“Liza nggak bisa pakai mesin cuci?” tanya mas Lutfan heran.
“Eh itu Mas, soalnya mesin cucinya beda sama yang sering kupakai. Ini lebih bagus, ya jadi—“
“Benar Fan, Ibu memakluminya kok. Nggak apa-apa, Ibu senang bisa mengajarinya seperti ini.”
Mereka benar-benar bersekongkol mengatakan kebohongan ini. Aku bertambah penasaran, kenapa ibu mertua dengan Eliza bisa sekompak itu. Sudahlah … aku harus lolos dari kamar mandi ini terlebih dulu. Perlahan kubuka pintu kamar mandi dan cepat-cepat pergi dari sana.
Dengan langkah seperti orang berlari, aku pergi menuju kamar. Tentunya dengan tak mengeluarkan suara. Sesampainya dikamar, aku berusaha mengatur napas yang sedikit ngos-ngosan, padahal tak terlalu jauh tapi tetap saja terasa capek. Mungkin karena takut ketahuan menjadi adrenalinku ikut terkuras.
Aku berpura-pura duduk santai seperti tak terjadi apa-apa. Tinggal menunggu mas Lutfan datang saja.
“Salwa dimana sih!”
Suara gumaman mas Lutfan terdengar di telingaku. Sepertinya dia sudah ada di depan kamar. Saat langkahnya memasuki kamar dia belum sadar ada aku di sana.
“Eh Mas, cari apa?” tanyaku sebiasa mungkin.
“Lho? Kok kamu ada di sini, Dek?”
“Lha, kan emang di sini.” Tentu saja aku harus terus bersandiwara.
Dahinya mengernyit, alisnya yang tebal pun hampir saja bertabrakan karena saking bimbangnya.
“Tadi nggak ada kamu kok di sini. Kamu ngumpet ya, Dek?”
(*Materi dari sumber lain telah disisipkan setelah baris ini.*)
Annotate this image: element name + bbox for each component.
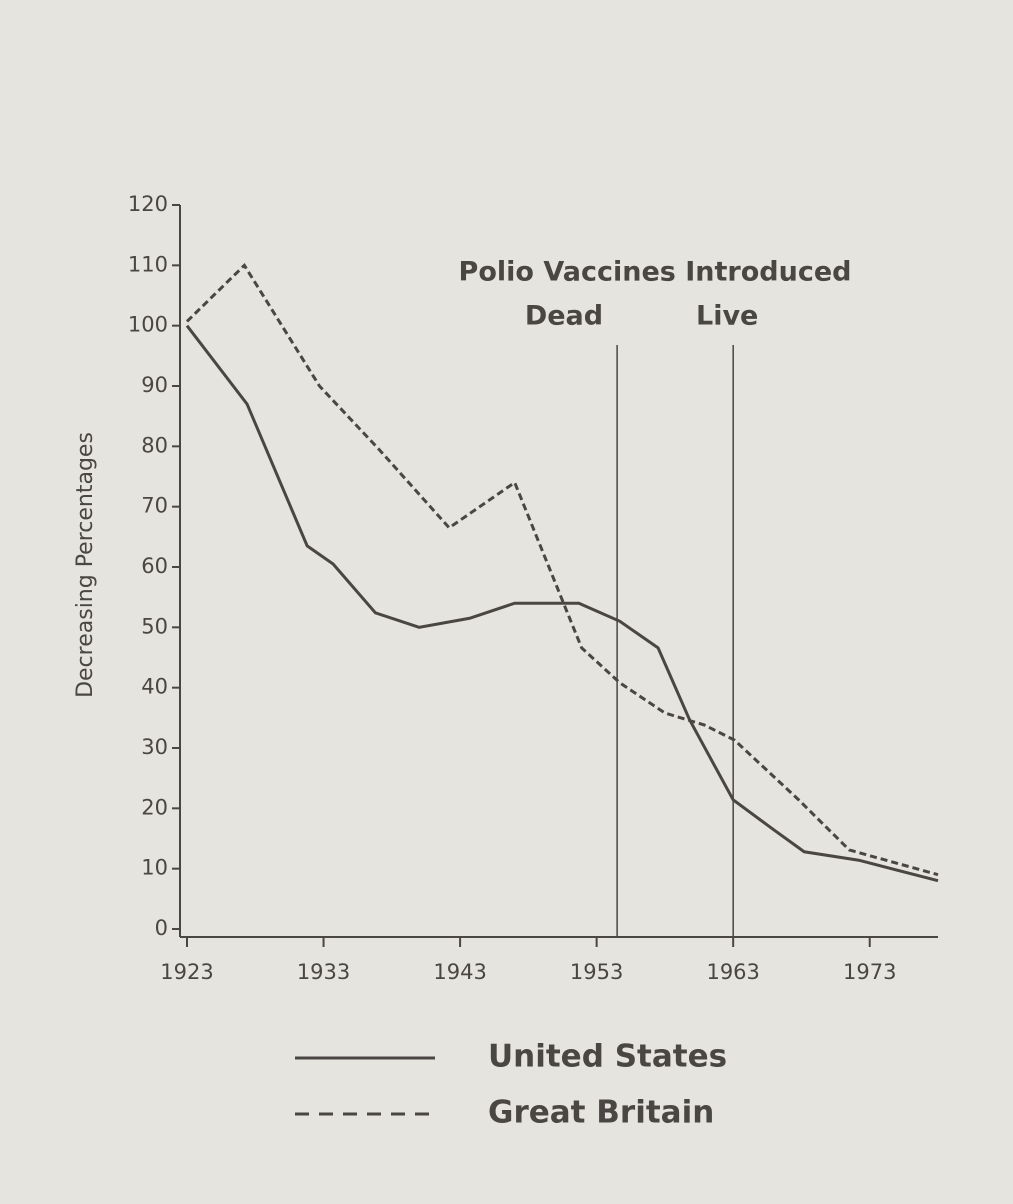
annotation-title: Polio Vaccines Introduced: [459, 257, 852, 288]
y-tick-label: 20: [141, 795, 168, 819]
x-tick-label: 1943: [433, 960, 486, 984]
y-tick-label: 40: [141, 675, 168, 699]
y-tick-label: 60: [141, 554, 168, 578]
vaccine-label: Live: [696, 301, 758, 332]
x-tick-label: 1973: [843, 960, 896, 984]
y-tick-label: 50: [141, 614, 168, 638]
x-tick-label: 1953: [570, 960, 623, 984]
y-tick-label: 30: [141, 735, 168, 759]
y-axis-label: Decreasing Percentages: [73, 432, 98, 698]
y-tick-label: 120: [128, 192, 168, 216]
y-tick-label: 80: [141, 433, 168, 457]
y-tick-label: 0: [155, 916, 168, 940]
series-line: [185, 324, 939, 883]
x-tick-label: 1933: [297, 960, 350, 984]
x-tick-label: 1963: [706, 960, 759, 984]
y-tick-label: 10: [141, 856, 168, 880]
vaccine-label: Dead: [525, 301, 603, 332]
y-tick-label: 110: [128, 252, 168, 276]
y-tick-label: 90: [141, 373, 168, 397]
x-tick-label: 1923: [160, 960, 213, 984]
series-line: [185, 262, 939, 877]
legend-label: Great Britain: [488, 1095, 714, 1131]
y-tick-label: 100: [128, 313, 168, 337]
y-tick-label: 70: [141, 494, 168, 518]
legend-label: United States: [488, 1039, 727, 1075]
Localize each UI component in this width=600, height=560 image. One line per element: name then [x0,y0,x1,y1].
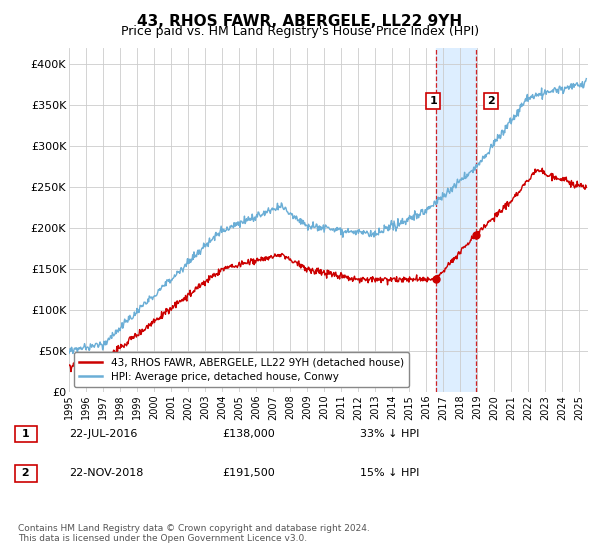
Text: Contains HM Land Registry data © Crown copyright and database right 2024.
This d: Contains HM Land Registry data © Crown c… [18,524,370,543]
Text: 1: 1 [429,96,437,106]
Text: 22-NOV-2018: 22-NOV-2018 [69,468,143,478]
Text: 43, RHOS FAWR, ABERGELE, LL22 9YH: 43, RHOS FAWR, ABERGELE, LL22 9YH [137,14,463,29]
Text: 2: 2 [18,468,34,478]
Text: 2: 2 [487,96,495,106]
Text: 15% ↓ HPI: 15% ↓ HPI [360,468,419,478]
Bar [436,48,476,392]
Legend: 43, RHOS FAWR, ABERGELE, LL22 9YH (detached house), HPI: Average price, detached: 43, RHOS FAWR, ABERGELE, LL22 9YH (detac… [74,352,409,387]
Text: 22-JUL-2016: 22-JUL-2016 [69,429,137,439]
Text: Price paid vs. HM Land Registry's House Price Index (HPI): Price paid vs. HM Land Registry's House … [121,25,479,38]
Text: £138,000: £138,000 [222,429,275,439]
Text: £191,500: £191,500 [222,468,275,478]
Text: 33% ↓ HPI: 33% ↓ HPI [360,429,419,439]
Text: 1: 1 [18,429,34,439]
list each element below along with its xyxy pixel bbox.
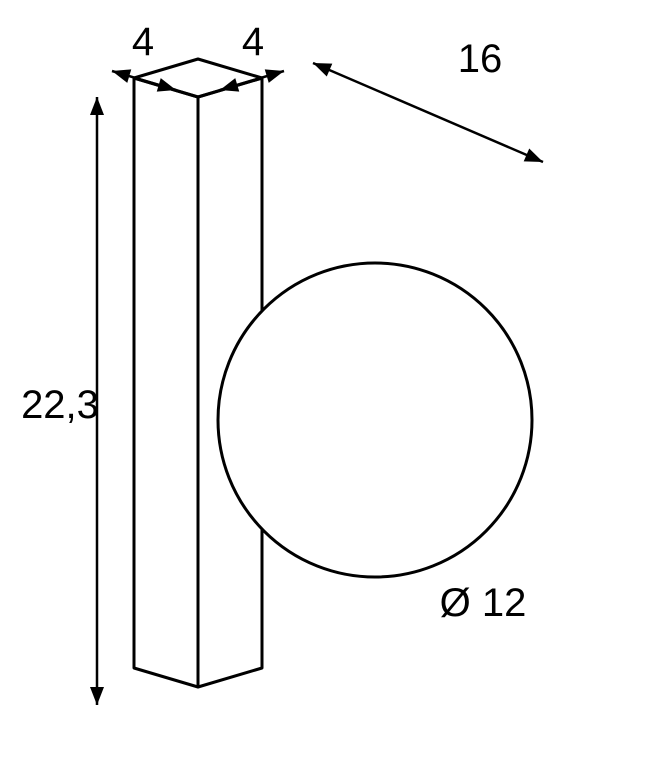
dimension-label-height: 22,3 bbox=[21, 383, 99, 427]
dimension-label-width-b: 4 bbox=[242, 20, 264, 64]
dimension-label-depth: 16 bbox=[458, 37, 503, 81]
dimension-line-depth bbox=[313, 63, 543, 162]
dimension-label-sphere: Ø 12 bbox=[440, 581, 527, 625]
dimension-label-width-a: 4 bbox=[132, 20, 154, 64]
dimension-diagram: 22,3 4 4 16 Ø 12 bbox=[0, 0, 667, 768]
sphere-shape bbox=[218, 263, 532, 577]
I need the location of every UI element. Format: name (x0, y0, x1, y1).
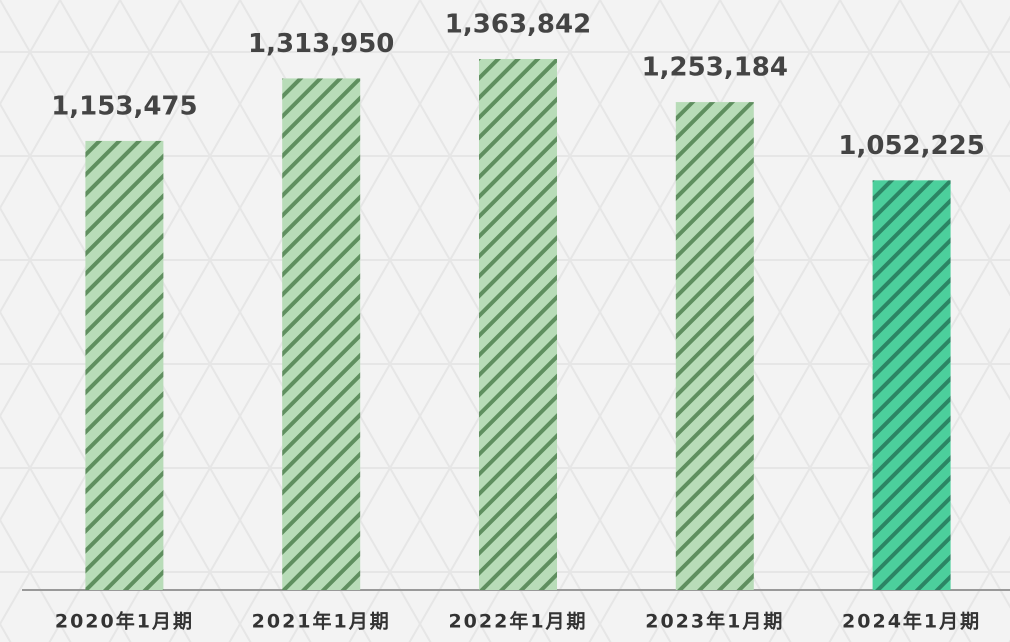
x-tick-label: 2023年1月期 (645, 610, 784, 633)
bar (282, 78, 361, 590)
value-label: 1,363,842 (445, 10, 591, 40)
bar (479, 59, 557, 590)
value-label: 1,052,225 (838, 131, 984, 161)
bar (872, 180, 951, 590)
value-label: 1,153,475 (51, 91, 197, 121)
x-tick-label: 2021年1月期 (252, 610, 391, 633)
x-tick-label: 2024年1月期 (842, 610, 981, 633)
value-label: 1,313,950 (248, 29, 394, 59)
bar (85, 140, 164, 591)
value-label: 1,253,184 (642, 53, 788, 83)
bar (675, 102, 754, 590)
x-tick-label: 2022年1月期 (448, 610, 587, 633)
x-tick-label: 2020年1月期 (55, 610, 194, 633)
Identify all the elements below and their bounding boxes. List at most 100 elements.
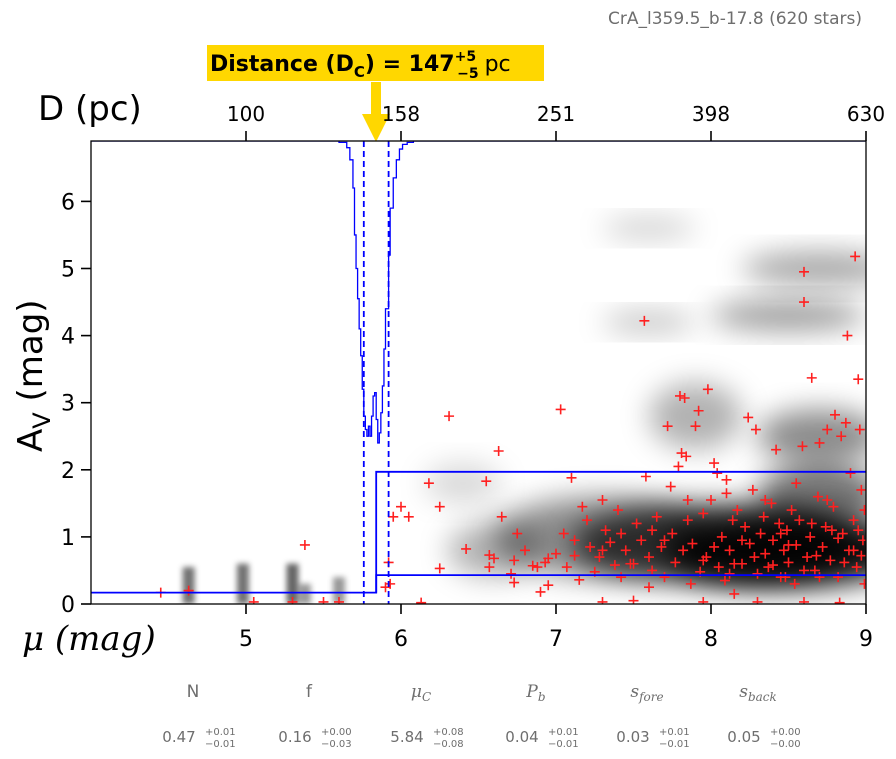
star-marker-16 — [444, 411, 455, 422]
star-marker-107 — [774, 518, 785, 529]
star-marker-179 — [532, 562, 543, 573]
star-marker-164 — [597, 545, 608, 556]
param-lower-error-4: −0.01 — [659, 739, 690, 750]
star-marker-19 — [484, 562, 495, 573]
star-marker-112 — [786, 505, 797, 516]
star-marker-116 — [797, 441, 808, 452]
param-value-4: 0.03 — [616, 728, 649, 746]
star-marker-57 — [640, 471, 651, 482]
star-marker-55 — [636, 535, 647, 546]
star-marker-137 — [845, 468, 856, 479]
star-marker-174 — [709, 541, 720, 552]
star-marker-71 — [679, 392, 690, 403]
star-marker-3 — [248, 596, 259, 604]
star-marker-81 — [702, 384, 713, 395]
star-marker-110 — [781, 525, 792, 536]
top-tick-label-251: 251 — [537, 102, 575, 126]
star-marker-155 — [768, 560, 778, 571]
star-marker-181 — [729, 558, 740, 569]
foreground-stripe-0 — [182, 567, 195, 604]
banner-sup: +5 — [455, 49, 476, 65]
param-value-1: 0.16 — [278, 728, 311, 746]
foreground-density-stripes — [182, 563, 345, 604]
star-marker-15 — [434, 501, 445, 512]
star-marker-46 — [600, 525, 611, 536]
star-marker-36 — [561, 562, 572, 573]
star-marker-183 — [806, 518, 817, 529]
param-name-2: μC — [411, 682, 431, 704]
x-tick-label-6: 6 — [394, 627, 408, 652]
star-marker-35 — [558, 528, 569, 539]
top-tick-label-398: 398 — [692, 102, 730, 126]
y-tick-label-5: 5 — [61, 257, 75, 282]
x-tick-label-5: 5 — [239, 627, 253, 652]
y-tick-label-0: 0 — [61, 593, 75, 618]
star-marker-149 — [752, 596, 763, 604]
star-marker-124 — [814, 437, 825, 448]
star-marker-99 — [752, 568, 763, 579]
density-blob-6 — [742, 251, 866, 286]
param-name-5: sback — [739, 682, 777, 704]
star-marker-165 — [721, 474, 732, 485]
star-marker-97 — [747, 484, 758, 495]
star-marker-2 — [299, 539, 310, 550]
star-marker-140 — [851, 562, 862, 573]
star-marker-156 — [811, 550, 822, 561]
star-marker-123 — [812, 491, 823, 502]
star-marker-178 — [569, 535, 580, 546]
density-blob-8 — [602, 312, 696, 333]
star-marker-50 — [616, 572, 627, 583]
star-marker-49 — [613, 505, 623, 516]
axes: 5 6 7 8 9 0 1 2 3 4 5 6 100 158 251 398 630 — [61, 102, 885, 652]
star-marker-128 — [825, 555, 836, 566]
star-marker-5 — [318, 596, 329, 604]
distance-banner: Distance (DC) = 147+5 −5 pc — [207, 45, 544, 142]
y-tick-label-3: 3 — [61, 392, 75, 417]
top-tick-label-158: 158 — [382, 102, 420, 126]
star-marker-68 — [675, 390, 685, 401]
param-lower-error-5: −0.00 — [770, 739, 801, 750]
star-marker-70 — [678, 545, 689, 556]
star-marker-143 — [856, 484, 866, 495]
y-axis-label-unit: (mag) — [11, 299, 51, 412]
star-marker-120 — [805, 531, 816, 542]
density-blob-5 — [711, 300, 866, 331]
star-marker-163 — [628, 558, 639, 569]
y-tick-label-4: 4 — [61, 325, 75, 350]
star-marker-37 — [566, 472, 577, 483]
param-value-3: 0.04 — [505, 728, 538, 746]
star-marker-109 — [778, 545, 789, 556]
param-value-5: 0.05 — [727, 728, 760, 746]
param-name-1: f — [306, 682, 313, 702]
param-upper-error-3: +0.01 — [548, 727, 579, 738]
star-marker-79 — [698, 508, 709, 519]
star-marker-185 — [856, 550, 866, 561]
star-marker-63 — [662, 421, 673, 432]
y-tick-label-2: 2 — [61, 459, 75, 484]
param-upper-error-5: +0.00 — [770, 727, 801, 738]
star-marker-6 — [334, 596, 344, 604]
star-marker-25 — [509, 577, 520, 588]
star-marker-90 — [727, 515, 738, 526]
star-marker-130 — [830, 409, 840, 420]
star-marker-48 — [609, 560, 620, 571]
extinction-model — [91, 141, 866, 604]
star-marker-111 — [783, 557, 794, 568]
star-marker-40 — [577, 501, 588, 512]
star-marker-59 — [647, 565, 658, 576]
model-lower-line — [375, 574, 866, 593]
star-marker-171 — [799, 565, 809, 576]
param-name-3: Pb — [525, 682, 545, 704]
banner-value: ) = 147 — [365, 52, 455, 77]
foreground-stripe-1 — [236, 563, 249, 604]
y-tick-label-1: 1 — [61, 526, 75, 551]
banner-prefix: Distance (D — [210, 52, 354, 77]
star-marker-160 — [737, 535, 747, 546]
star-marker-139 — [850, 251, 861, 262]
star-marker-44 — [594, 552, 605, 563]
x-tick-label-8: 8 — [704, 627, 718, 652]
star-marker-134 — [840, 417, 851, 428]
star-marker-100 — [755, 528, 766, 539]
y-axis-label-a: A — [11, 429, 51, 452]
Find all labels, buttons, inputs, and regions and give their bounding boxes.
Aku terkekeh mendengar ucapannya dengan wajah khas orang kebingungan.
“Malah ngetawain aku ya?”
Dia menghampiriku, kini wajahnya berubah seolah ingin memangsaku.
“Kamu lucu sih, Mas. Orang dari tadi aku di sini.”
Dalam hati aku mengatakan ‘nas’, istilah orang Jawa jika dalam berkata tidak pas dengan kenyataan atau bisa dimaksudkan untuk mengurungkan perkataannya. Karena memang aku sedang berbohong.
“Nggak mungkin kamu dari tadi duduk di sini, Dek. Pasti kamu ngumpet ‘kan? Ayo, jujur dong Dek. Kamu ngumpet dimana?”
Tubuhnya yang berpawakan bak artis Korea itu dengan sedikit lemak yang mulai tampak di perut sengaja menubrukku tanpa ampun. Dia mulai iseng menggelitiki perutku.
“Ih Mas … hehe … geli tau Mas. Haha … ihhh, awas Mas … hahaha.”
Aku tak bisa mengelak, rasanya sungguh sangat geli sampai tak bisa menahan tawaku.
“Mangkanya, kamu jangan berani bohongin suamimu ini, Dek.”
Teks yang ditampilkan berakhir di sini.